» La reina Mab, en su carro hecho de una sola perla, tirado por cuatro coleópteros de petos dorados y alas de pedrería, caminando sobre un rayo de sol, se coló por la ventana de una buhardilla donde estaban cuatro hombres flacos, barbudos e impertinentes, lamentándose como desdichados. Por aquel tiempo, las hadas habían repartido su dones a los mortales. A unos habían dado las varitas misteriosas que llenan de oro las pesadas cajas del comercio; a otros, unas espigas maravillosas que al desgranarlas colmaban las trojes de riqueza, a otros, unos cristales que hacían ver en el riñón de la madre tierra, oro y piedras preciosas; a quiénes, cabelleras espesas y músculos de Goliat, y mazas enormes para machacar el hierro encendido, y a quiénes, talones fuertes y piernas ágiles para montar en las rápidas caballerías que se beben el viento y que tienden las crines en la carrera. Los cuatro hombres se quejaban. Al uno le había tocado en suerte una cantera, al otro el iris, al otro el ritmo, al otro el cielo azul.
La reina Mab oyó sus palabras. Decía el primero:
-¡Y bien! ¡Heme aquí en la gran lucha de mis sueños de mármol! Yo he arrancado el bloque y tengo el cincel. Todos tenéis, unos el oro, otros la armonía, otros la luz; yo pienso en la blanca y divina Venus, que muestra su desnudez bajo el plafón color del cielo. Yo quiero dar a la masa la línea y la hermosura plástica; y que circule por las venas de la estatua una sangre incolora como la de los dioses.
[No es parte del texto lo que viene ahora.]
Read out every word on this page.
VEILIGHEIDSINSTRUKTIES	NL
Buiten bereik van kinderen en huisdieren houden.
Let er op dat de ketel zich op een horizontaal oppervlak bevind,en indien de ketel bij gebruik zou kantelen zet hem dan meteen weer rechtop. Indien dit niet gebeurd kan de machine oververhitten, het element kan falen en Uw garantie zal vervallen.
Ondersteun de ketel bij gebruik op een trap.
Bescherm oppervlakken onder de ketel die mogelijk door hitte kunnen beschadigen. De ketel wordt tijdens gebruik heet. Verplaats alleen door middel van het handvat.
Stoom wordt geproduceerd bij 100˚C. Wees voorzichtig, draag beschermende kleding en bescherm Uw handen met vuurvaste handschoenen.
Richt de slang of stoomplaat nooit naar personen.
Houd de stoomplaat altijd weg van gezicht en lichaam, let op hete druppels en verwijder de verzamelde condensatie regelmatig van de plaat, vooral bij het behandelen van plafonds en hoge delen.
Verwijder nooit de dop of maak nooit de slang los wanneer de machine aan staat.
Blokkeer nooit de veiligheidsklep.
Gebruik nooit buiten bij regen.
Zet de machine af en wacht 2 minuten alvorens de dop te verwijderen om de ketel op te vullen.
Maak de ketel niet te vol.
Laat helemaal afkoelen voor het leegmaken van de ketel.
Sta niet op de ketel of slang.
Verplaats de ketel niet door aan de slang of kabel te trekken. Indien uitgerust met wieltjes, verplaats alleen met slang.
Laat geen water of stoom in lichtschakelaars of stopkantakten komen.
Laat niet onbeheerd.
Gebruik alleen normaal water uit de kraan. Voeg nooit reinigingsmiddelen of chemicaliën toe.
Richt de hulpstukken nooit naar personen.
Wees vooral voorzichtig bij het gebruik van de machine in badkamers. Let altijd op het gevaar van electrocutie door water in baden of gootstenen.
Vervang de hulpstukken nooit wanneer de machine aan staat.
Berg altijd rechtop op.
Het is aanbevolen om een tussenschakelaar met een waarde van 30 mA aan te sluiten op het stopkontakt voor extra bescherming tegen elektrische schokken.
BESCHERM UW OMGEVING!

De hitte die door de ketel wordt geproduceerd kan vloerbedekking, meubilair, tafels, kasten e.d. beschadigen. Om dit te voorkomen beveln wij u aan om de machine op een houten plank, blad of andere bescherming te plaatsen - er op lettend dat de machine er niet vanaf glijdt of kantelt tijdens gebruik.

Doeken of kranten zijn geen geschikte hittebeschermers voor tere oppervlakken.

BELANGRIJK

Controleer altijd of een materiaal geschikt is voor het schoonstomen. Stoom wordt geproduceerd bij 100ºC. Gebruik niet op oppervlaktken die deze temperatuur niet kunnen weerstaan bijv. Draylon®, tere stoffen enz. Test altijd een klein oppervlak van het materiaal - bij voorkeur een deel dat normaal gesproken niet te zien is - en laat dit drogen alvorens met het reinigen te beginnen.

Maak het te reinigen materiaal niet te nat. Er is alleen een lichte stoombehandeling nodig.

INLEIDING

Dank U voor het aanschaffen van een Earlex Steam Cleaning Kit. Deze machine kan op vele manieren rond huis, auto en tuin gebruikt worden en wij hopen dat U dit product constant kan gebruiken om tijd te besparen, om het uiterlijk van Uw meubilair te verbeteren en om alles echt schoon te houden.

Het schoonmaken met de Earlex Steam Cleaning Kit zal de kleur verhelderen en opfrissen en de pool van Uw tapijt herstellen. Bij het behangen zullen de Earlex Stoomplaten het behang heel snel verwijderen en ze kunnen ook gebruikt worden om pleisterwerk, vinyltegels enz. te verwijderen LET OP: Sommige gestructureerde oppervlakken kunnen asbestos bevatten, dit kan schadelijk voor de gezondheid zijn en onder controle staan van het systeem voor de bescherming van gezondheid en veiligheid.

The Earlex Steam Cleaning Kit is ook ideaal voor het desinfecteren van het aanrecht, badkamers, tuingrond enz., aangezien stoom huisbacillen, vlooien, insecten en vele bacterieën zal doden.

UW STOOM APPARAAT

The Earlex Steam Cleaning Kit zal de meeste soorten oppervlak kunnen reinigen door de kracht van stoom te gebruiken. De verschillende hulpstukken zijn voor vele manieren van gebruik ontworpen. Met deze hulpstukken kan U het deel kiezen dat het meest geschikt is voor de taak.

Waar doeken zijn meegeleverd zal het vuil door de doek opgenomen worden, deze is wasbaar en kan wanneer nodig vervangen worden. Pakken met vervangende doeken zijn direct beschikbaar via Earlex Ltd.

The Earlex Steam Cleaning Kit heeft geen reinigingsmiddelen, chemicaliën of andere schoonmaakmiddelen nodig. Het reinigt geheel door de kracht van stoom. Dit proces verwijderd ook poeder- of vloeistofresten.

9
Yo tengo el espíritu de Grecia en el cerebro, y amo los desnudos en el que la ninfa huye y al fauno tiende los brazos. ¡Oh Fidias. Tú eres para mí soberbio y augusto como un semidiós en el recinto de la eterna belleza, rey ante un ejército de hermosuras que a tus ojos arroja el magnífico Kitón, mostrando la esplendidez de la forma en sus cuerpos de rosa y de nieve. Tú golpeas, hieres y domas el mármol, y suena el golpe armónico como un verso, y te adula la cigarra, amante del sol, oculta entre los pámpanos de la viña virgen. Para ti son los Apolos rubios y luminosos, las Minervas severas y soberanas (…).» . Fragmento del poema en prosa, La reina Mab, del poeta Rubén Darío.